L’italo-marocchino Youssef Zaghba, il terzo attentatore di Londra, “non frequentava la comunità islamica di Bologna”. E, a parte la madre che vive in un paese dell’area metropolitana, “non aveva legami” col capoluogo emiliano. Insomma, ad oggi “non risultano contatti diretti o indiretti” con lui. A dirlo è Yassine Lafram, portavoce della Comunità islamica di Bologna, che nei giorni scorsi ha condannato l’attentato di Londra e oggi commenta così la notizia diffusa dal ‘Corriere’. Zaghba in passato è stato a Bologna alcune volte, per far visita alla madre. Nel 2016 fu fermato all’aeroporto Marconi mentre prendeva un volo per la Turchia, diretto in Siria, ma fu scagionato dall’accusa di terrorismo internazionale, rimanendo comunque iscritto nell’elenco delle persone considerate a rischio. “Abbiamo appreso la notizia dai giornali- spiega Lafram, parlando alla ‘Dire’- è un colpo anche per la nostra comunità“, perchè i terroristi “strumentalizzano la fede per compiere i loro misfatti” e il rischio è che la stessa Comunità islamica di Bologna finisca “sotto il tiro degli imprenditori della paura, che fanno il gioco dell’Isis”. Perchè i terroristi, ammonisce Lafram, “ci vogliono dividere”. In questo momento, invece, “serve unità e coesione. Non lasciamoci scalfire” dalla paura.
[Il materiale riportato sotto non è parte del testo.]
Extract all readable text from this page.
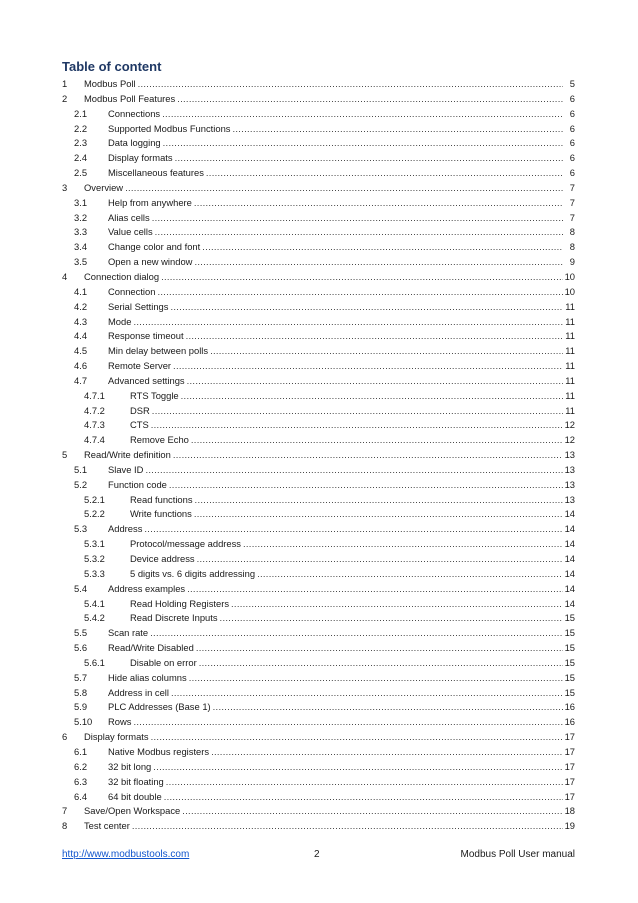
Table of content
1	Modbus Poll .....	5
2	Modbus Poll Features .....	6
2.1	Connections .....	6
2.2	Supported Modbus Functions .....	6
2.3	Data logging .....	6
2.4	Display formats .....	6
2.5	Miscellaneous features .....	6
3	Overview .....	7
3.1	Help from anywhere .....	7
3.2	Alias cells .....	7
3.3	Value cells .....	8
3.4	Change color and font .....	8
3.5	Open a new window .....	9
4	Connection dialog .....	10
4.1	Connection .....	10
4.2	Serial Settings .....	11
4.3	Mode .....	11
4.4	Response timeout .....	11
4.5	Min delay between polls .....	11
4.6	Remote Server .....	11
4.7	Advanced settings .....	11
4.7.1	RTS Toggle .....	11
4.7.2	DSR .....	11
4.7.3	CTS .....	12
4.7.4	Remove Echo .....	12
5	Read/Write definition .....	13
5.1	Slave ID .....	13
5.2	Function code .....	13
5.2.1	Read functions .....	13
5.2.2	Write functions .....	14
5.3	Address .....	14
5.3.1	Protocol/message address .....	14
5.3.2	Device address .....	14
5.3.3	5 digits vs. 6 digits addressing .....	14
5.4	Address examples .....	14
5.4.1	Read Holding Registers .....	14
5.4.2	Read Discrete Inputs .....	15
5.5	Scan rate .....	15
5.6	Read/Write Disabled .....	15
5.6.1	Disable on error .....	15
5.7	Hide alias columns .....	15
5.8	Address in cell .....	15
5.9	PLC Addresses (Base 1) .....	16
5.10	Rows .....	16
6	Display formats .....	17
6.1	Native Modbus registers .....	17
6.2	32 bit long .....	17
6.3	32 bit floating .....	17
6.4	64 bit double .....	17
7	Save/Open Workspace .....	18
8	Test center .....	19
http://www.modbustools.com	2	Modbus Poll User manual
Lafram invita dunque a “non stigmatizzare una comunità pacifica” come quella musulmana di Bologna solo per “colpire i terroristi. Ognuno si assuma la propria responsabilità. Come comunità islamica abbiamo il dovere di segnalare ogni situazione ambigua”, ma allo stesso tempo bisogna “evitare narrative mediatiche e politiche che soffiano sul fuoco”. Del resto, punge Lafram, “gli speculatori non vedono l’ora di ricevere queste notizie, per poter dire che non ci può essere convivenza civile. Non bisogna cadere in questo tranello, che è opera dell’Isis”. E aggiunge: “Quanti musulmani devono ancora morire per capire che non è un terrorismo di matrice islamica, ma un terrorismo che colpisce tutti, soprattutto i musulmani. E’ lo stesso terrorismo che fa esplodere le bombe in Siria o a Kabul. E’ un’ideologia del terrore che vede nemici dappertutto”. Quindi “facciamo attenzione- si raccomanda Lafram- non si dica che è una guerra di religione“.